Гийотен слушал его с изумлением, словно в жизни не слыхал подобной ереси.

— Но?

— Но мне хотелось составить собственное представление.

Он так и не понял: то ли Гийотен вздохнул, то ли присвистнул.

— Ну хорошо. Что конкретно вы хотите знать?

— Начнем с «Кувшинок», если вы не против. Сколько именно картин на эту тему написал Моне? Двадцать? Тридцать? Пятьдесят?

— Пятьдесят?!

Гийотену удалось невероятное — он издал возглас, напоминавший одновременно и крик ужаса и сардонический хохот. Что-то похожее умеют проделывать гиены. Будь у него в руках железная линейка, инспектору ни за что не уберечь бы свои пальцы. Все портреты, висящие на стенах в зале искусства Возрождения, устремили на Бенавидиша свои укоризненные взоры. Сильвио невольно опустил глаза — Ашиль Гийотен, напротив, воинственно вздернул плечи. Инспектор Бенавидиш обратил внимание, что на ногах у хранителя ярко-оранжевые носки.

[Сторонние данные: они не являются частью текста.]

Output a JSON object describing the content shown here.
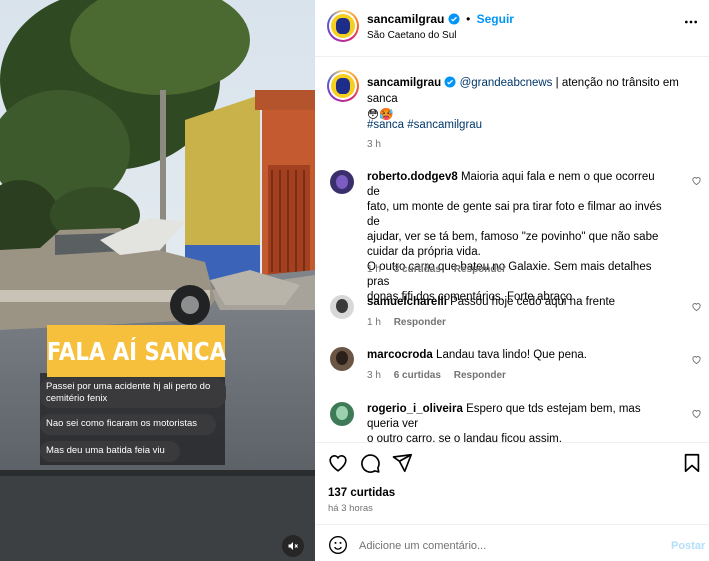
{
  "post": {
    "author": "sancamilgrau",
    "follow_label": "Seguir",
    "location": "São Caetano do Sul",
    "caption_mention": "@grandeabcnews",
    "caption_text": "| atenção no trânsito em sanca",
    "caption_emojis": "😳🥵",
    "hashtags": "#sanca #sancamilgrau",
    "time": "3 h",
    "likes": "137 curtidas",
    "posted_ago": "há 3 horas"
  },
  "media": {
    "banner": "FALA AÍ SANCA",
    "messages": [
      "Passei por uma acidente hj ali perto do cemitério fenix",
      "Nao sei como ficaram os motoristas",
      "Mas deu uma batida feia viu"
    ]
  },
  "comments": [
    {
      "user": "roberto.dodgev8",
      "text_lines": [
        "Maioria aqui fala e nem o que ocorreu de",
        "fato, um monte de gente sai pra tirar foto e filmar ao invés de",
        "ajudar, ver se tá bem, famoso \"ze povinho\" que não sabe",
        "cuidar da própria vida.",
        "O outro carro que bateu no Galaxie. Sem mais detalhes pras",
        "donas fifi dos comentários. Forte abraço"
      ],
      "time": "1 h",
      "likes": "3 curtidas",
      "reply": "Responder"
    },
    {
      "user": "samuelcharelli",
      "text_lines": [
        "Passou hoje cedo aqui na frente"
      ],
      "time": "1 h",
      "likes": "",
      "reply": "Responder"
    },
    {
      "user": "marcocroda",
      "text_lines": [
        "Landau tava lindo! Que pena."
      ],
      "time": "3 h",
      "likes": "6 curtidas",
      "reply": "Responder"
    },
    {
      "user": "rogerio_i_oliveira",
      "text_lines": [
        "Espero que tds estejam bem, mas queria ver",
        "o outro carro, se o landau ficou assim."
      ],
      "time": "",
      "likes": "",
      "reply": ""
    }
  ],
  "composer": {
    "placeholder": "Adicione um comentário...",
    "post_label": "Postar"
  },
  "icons": {
    "more": "more-horizontal-icon",
    "verified": "verified-badge-icon",
    "like": "heart-icon",
    "comment": "comment-icon",
    "share": "send-icon",
    "save": "bookmark-icon",
    "emoji": "emoji-icon",
    "mute": "speaker-muted-icon"
  },
  "colors": {
    "accent": "#0095f6",
    "banner": "#f7c03c"
  }
}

— Вы что, надо мной смеетесь, инспектор? Пятьдесят полотен с «Кувшинками»! Так вот, знайте: на сегодняшний день специалистами атрибутировано двести семьдесят два холста кисти Клода Моне с изображением кувшинок!

Сильвио вытаращил глаза.

— Можно измерить их в квадратных метрах, если вам угодно. В конце Первой мировой войны Моне получил государственный заказ на двести квадратных метров художественных полотен под общим названием «Кувшинки», которым предстояло экспонироваться в музее «Оранжери». Но если добавить к ним «лишние» полотна, которые художник, страдавший катарактой, писал уже полуслепым, то получится примерно на сто сорок квадратных метров «Кувшинок» больше. Они выставляются по всему миру — в Нью-Йорке, Цюрихе, Лондоне, Токио, Мюнхене, Канберре, Сан-Франциско… Перечислять можно еще долго. И я уже не говорю о приблизительно сотне холстов с «Кувшинками», хранящихся в частных собраниях…

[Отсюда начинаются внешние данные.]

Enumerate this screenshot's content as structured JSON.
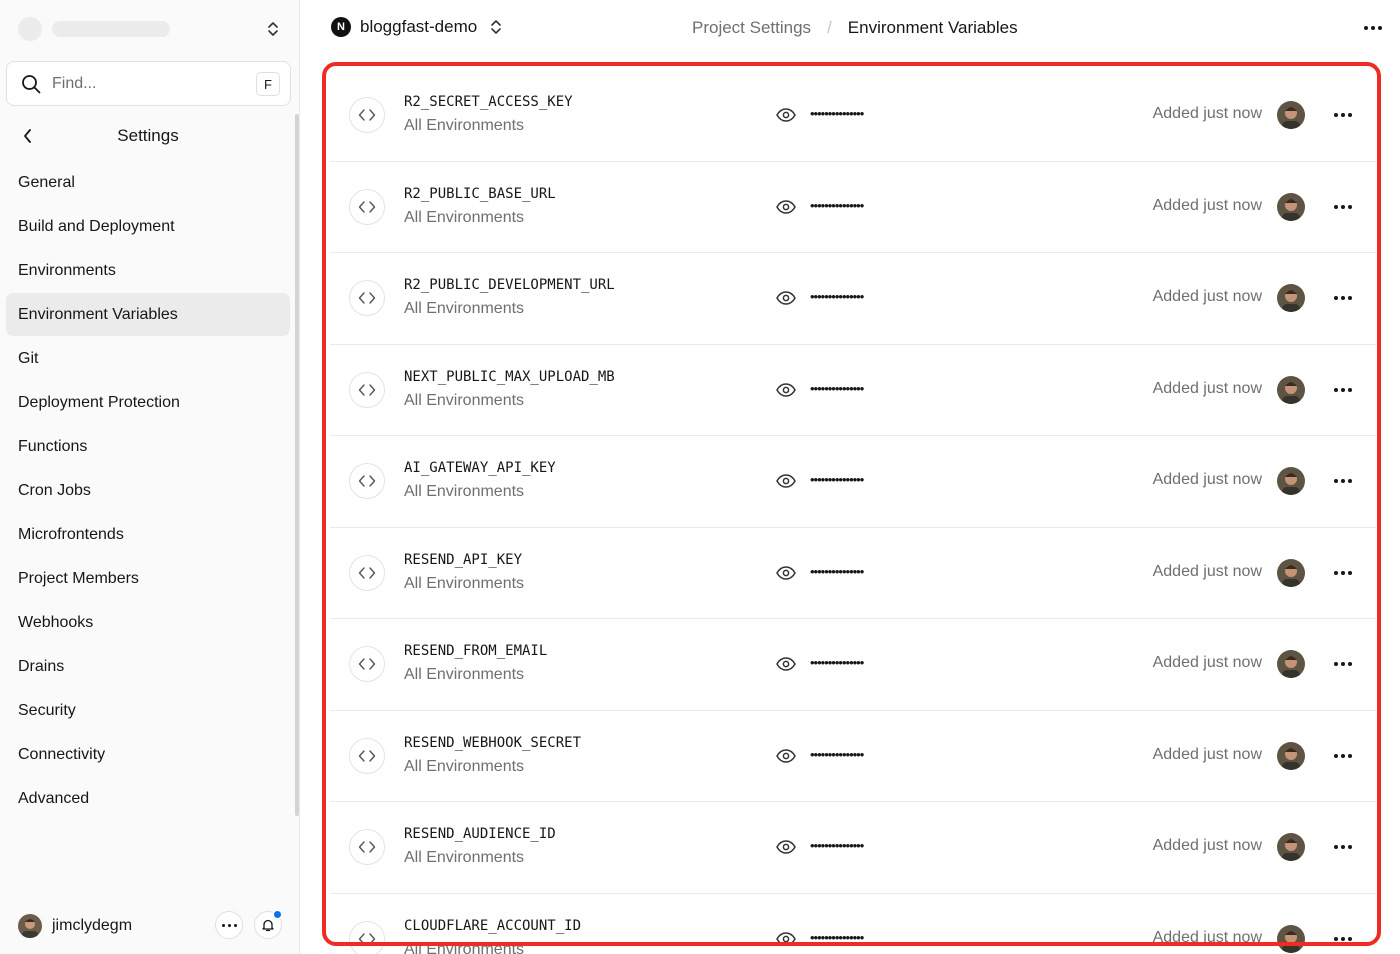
{
  "sidebar": {
    "search": {
      "placeholder": "Find...",
      "shortcut": "F"
    },
    "section_title": "Settings",
    "items": [
      {
        "label": "General",
        "active": false
      },
      {
        "label": "Build and Deployment",
        "active": false
      },
      {
        "label": "Environments",
        "active": false
      },
      {
        "label": "Environment Variables",
        "active": true
      },
      {
        "label": "Git",
        "active": false
      },
      {
        "label": "Deployment Protection",
        "active": false
      },
      {
        "label": "Functions",
        "active": false
      },
      {
        "label": "Cron Jobs",
        "active": false
      },
      {
        "label": "Microfrontends",
        "active": false
      },
      {
        "label": "Project Members",
        "active": false
      },
      {
        "label": "Webhooks",
        "active": false
      },
      {
        "label": "Drains",
        "active": false
      },
      {
        "label": "Security",
        "active": false
      },
      {
        "label": "Connectivity",
        "active": false
      },
      {
        "label": "Advanced",
        "active": false
      }
    ],
    "user": {
      "name": "jimclydegm",
      "has_notification": true
    }
  },
  "topbar": {
    "project_logo": "N",
    "project_name": "bloggfast-demo",
    "breadcrumb": {
      "parent": "Project Settings",
      "current": "Environment Variables"
    }
  },
  "env_vars": [
    {
      "name": "R2_SECRET_ACCESS_KEY",
      "scope": "All Environments",
      "value_masked": "•••••••••••••••",
      "added": "Added just now"
    },
    {
      "name": "R2_PUBLIC_BASE_URL",
      "scope": "All Environments",
      "value_masked": "•••••••••••••••",
      "added": "Added just now"
    },
    {
      "name": "R2_PUBLIC_DEVELOPMENT_URL",
      "scope": "All Environments",
      "value_masked": "•••••••••••••••",
      "added": "Added just now"
    },
    {
      "name": "NEXT_PUBLIC_MAX_UPLOAD_MB",
      "scope": "All Environments",
      "value_masked": "•••••••••••••••",
      "added": "Added just now"
    },
    {
      "name": "AI_GATEWAY_API_KEY",
      "scope": "All Environments",
      "value_masked": "•••••••••••••••",
      "added": "Added just now"
    },
    {
      "name": "RESEND_API_KEY",
      "scope": "All Environments",
      "value_masked": "•••••••••••••••",
      "added": "Added just now"
    },
    {
      "name": "RESEND_FROM_EMAIL",
      "scope": "All Environments",
      "value_masked": "•••••••••••••••",
      "added": "Added just now"
    },
    {
      "name": "RESEND_WEBHOOK_SECRET",
      "scope": "All Environments",
      "value_masked": "•••••••••••••••",
      "added": "Added just now"
    },
    {
      "name": "RESEND_AUDIENCE_ID",
      "scope": "All Environments",
      "value_masked": "•••••••••••••••",
      "added": "Added just now"
    },
    {
      "name": "CLOUDFLARE_ACCOUNT_ID",
      "scope": "All Environments",
      "value_masked": "•••••••••••••••",
      "added": "Added just now"
    }
  ],
  "colors": {
    "highlight": "#ef2b23",
    "notification": "#0a72ef",
    "active_nav": "#ebebeb"
  }
}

Сильвио воздержался от комментариев. Он сам себе казался маленьким мальчиком, которому только что объяснили, что теплая водичка, омывающая его ноги на солнечном пляже, не просто водичка, а часть огромного океана. Гийотен между тем продолжал свою гонку через залы. Стоило ему войти в очередной из них, смотрители с паническим выражением на лицах замирали по стойке «смирно».

Из зала, посвященного искусству XVII века, они перебрались в эпоху барокко.

— «Кувшинки», — продолжал вещать Ашиль Гийотен (он даже не запыхался), — это удивительный цикл, не имеющий аналогов в истории живописи. На протяжении последних двадцати семи лет жизни Моне писал только «Кувшинки». Только свой пруд с кувшинками! Постепенно он убирал с картин все второстепенные детали — японский мостик, ветки ивы, небо — чтобы целиком сосредоточиться на листьях, воде и игре света. Он сам поставил себе эти строгие рамки и не выходил за них. Последние работы, написанные за несколько месяцев до смерти, приближаются к стилистике абстракционизма. Мы видим на них только пятна. Специалисты называют эту манеру ташизмом — от французского tache, что значит «пятно». До Моне никто не делал ничего подобного. И никто из современников мастера не понял его замысла. Все считали, что художник к старости тронулся умом. Когда он умер, о «Кувшинках», особенно последних серий, все предпочли забыть. Списали их на старческий маразм!

Сильвио не успел спросить, что хранитель подразумевал под словом «забыли», — тот трещал не закрывая рта:

— Но всего поколение спустя именно последние полотна Моне дали в США толчок зарождению нового направления в искусстве, известного как «абстрактная живопись». Отец-основатель импрессионизма оставил нам в наследство новое творческое изобретение — модернизм! Вы знаете Джексона Поллока?